While it's so far proven to be as elusive as the Grail, unicorns and other totems of mythology, I'm confident that someday we will find the bottom in the housing market.
But let's not confuse a bottom with a bounce back. They are not the same thing, and the first does not assure the second.
By now it's obvious to all that housing, like tulips and dot-com stocks, was a classic speculative bubble. But the thing most people don't appreciate about speculative manias is that it can be decades, if ever, before asset values or prices revisit the lofty levels seen during the peak of the mania.
For all the gold fever of late, prices when adjusted for inflation remain more than 40 percent below the all-time peak in 1980. Or, consider the tech stock-dominated Nasdaq index, which is 46 percent below its 2000 peak. Tulips, meanwhile, found a bottom 475 years ago.
Yet many homeowners and real estate boosters seem afflicted with the assumption that, once a bottom is reached, homes will begin to recover most, if not all, of the value lost during the past five years.
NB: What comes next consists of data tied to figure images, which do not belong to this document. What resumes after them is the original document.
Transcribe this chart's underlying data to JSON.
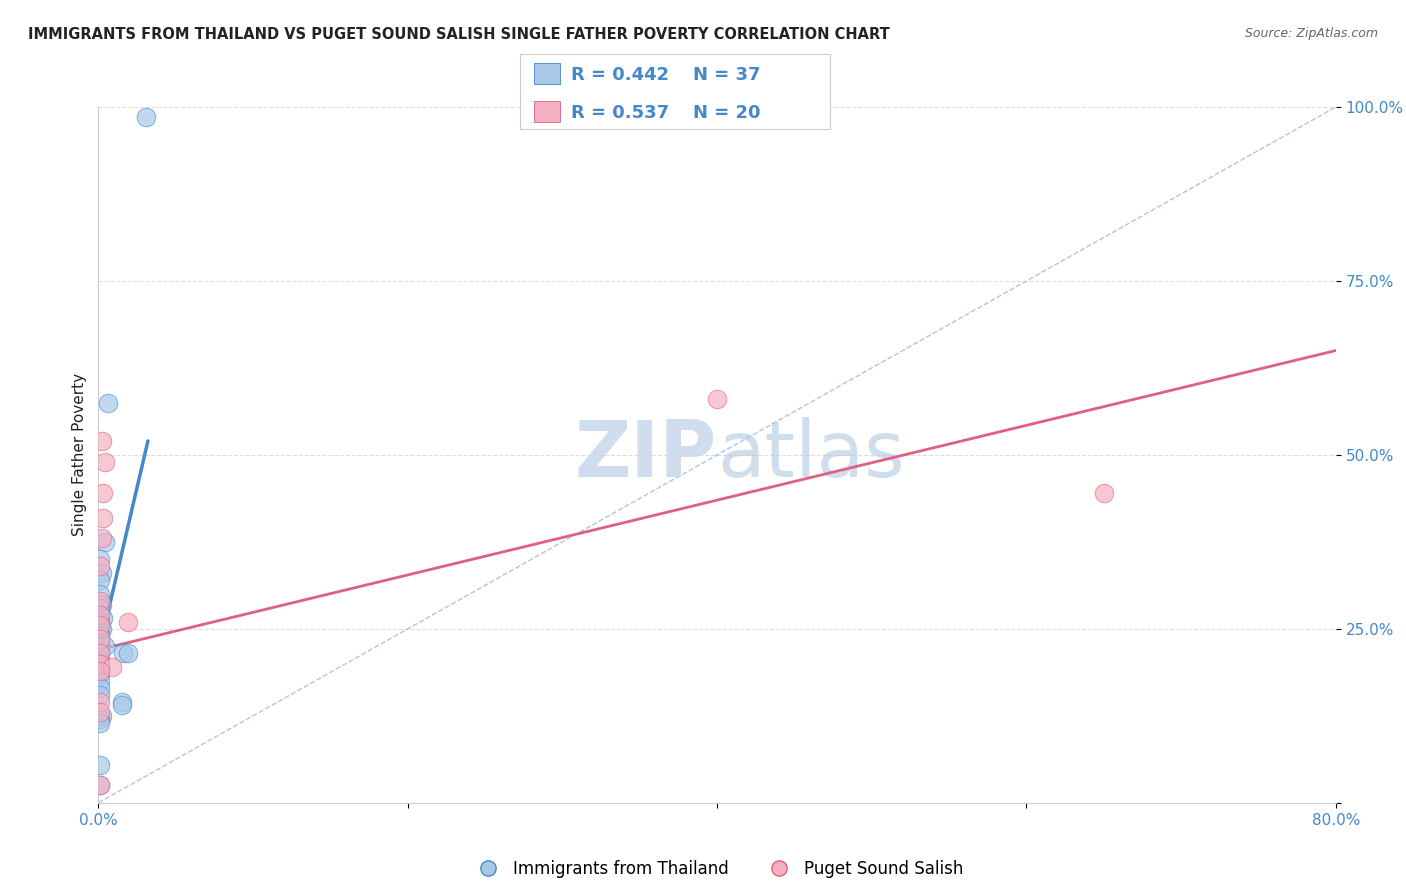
{
  "title": "IMMIGRANTS FROM THAILAND VS PUGET SOUND SALISH SINGLE FATHER POVERTY CORRELATION CHART",
  "source": "Source: ZipAtlas.com",
  "ylabel": "Single Father Poverty",
  "xlim": [
    0.0,
    0.8
  ],
  "ylim": [
    0.0,
    1.0
  ],
  "color_blue": "#a8c8e8",
  "color_pink": "#f4b0c0",
  "color_blue_line": "#4488cc",
  "color_pink_line": "#e06080",
  "color_blue_text": "#4488cc",
  "color_grid": "#dddddd",
  "color_diag": "#99aacc",
  "title_color": "#222222",
  "source_color": "#666666",
  "watermark_color": "#c8d8ec",
  "blue_points_x": [
    0.031,
    0.006,
    0.004,
    0.001,
    0.002,
    0.001,
    0.001,
    0.002,
    0.001,
    0.001,
    0.003,
    0.001,
    0.002,
    0.001,
    0.001,
    0.001,
    0.001,
    0.001,
    0.001,
    0.001,
    0.001,
    0.001,
    0.001,
    0.001,
    0.001,
    0.001,
    0.001,
    0.016,
    0.019,
    0.004,
    0.002,
    0.001,
    0.001,
    0.001,
    0.015,
    0.015,
    0.001
  ],
  "blue_points_y": [
    0.985,
    0.575,
    0.375,
    0.35,
    0.33,
    0.32,
    0.3,
    0.285,
    0.28,
    0.27,
    0.265,
    0.26,
    0.25,
    0.245,
    0.24,
    0.23,
    0.225,
    0.22,
    0.215,
    0.205,
    0.2,
    0.195,
    0.19,
    0.185,
    0.175,
    0.165,
    0.155,
    0.215,
    0.215,
    0.225,
    0.125,
    0.12,
    0.115,
    0.055,
    0.145,
    0.14,
    0.025
  ],
  "pink_points_x": [
    0.002,
    0.004,
    0.003,
    0.003,
    0.002,
    0.001,
    0.001,
    0.001,
    0.001,
    0.001,
    0.001,
    0.001,
    0.019,
    0.009,
    0.001,
    0.001,
    0.001,
    0.4,
    0.65,
    0.001
  ],
  "pink_points_y": [
    0.52,
    0.49,
    0.445,
    0.41,
    0.38,
    0.34,
    0.29,
    0.27,
    0.255,
    0.235,
    0.215,
    0.2,
    0.26,
    0.195,
    0.19,
    0.145,
    0.13,
    0.58,
    0.445,
    0.025
  ],
  "blue_line_x": [
    0.0,
    0.032
  ],
  "blue_line_y": [
    0.215,
    0.52
  ],
  "pink_line_x": [
    0.0,
    0.8
  ],
  "pink_line_y": [
    0.22,
    0.65
  ],
  "diag_line_x": [
    0.0,
    0.8
  ],
  "diag_line_y": [
    0.0,
    1.0
  ],
  "legend_r1": "R = 0.442",
  "legend_n1": "N = 37",
  "legend_r2": "R = 0.537",
  "legend_n2": "N = 20",
  "bottom_label_blue": "Immigrants from Thailand",
  "bottom_label_pink": "Puget Sound Salish"
}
"There's no reason to expect that," said Dean Baker, co-director of the Center for Economic and Policy Research in Washington, D.C. "It'd be like buying into Nasdaq and assuming it's going to bounce back to 5,000."
Baker was among the first to warn that the run-up in home prices was a speculative mania that would end badly. His 2002 paper was met with scorn far and wide. The Joint Center for Housing Studies of Harvard University responded with its own study that declared there was little basis for concern about a housing bubble.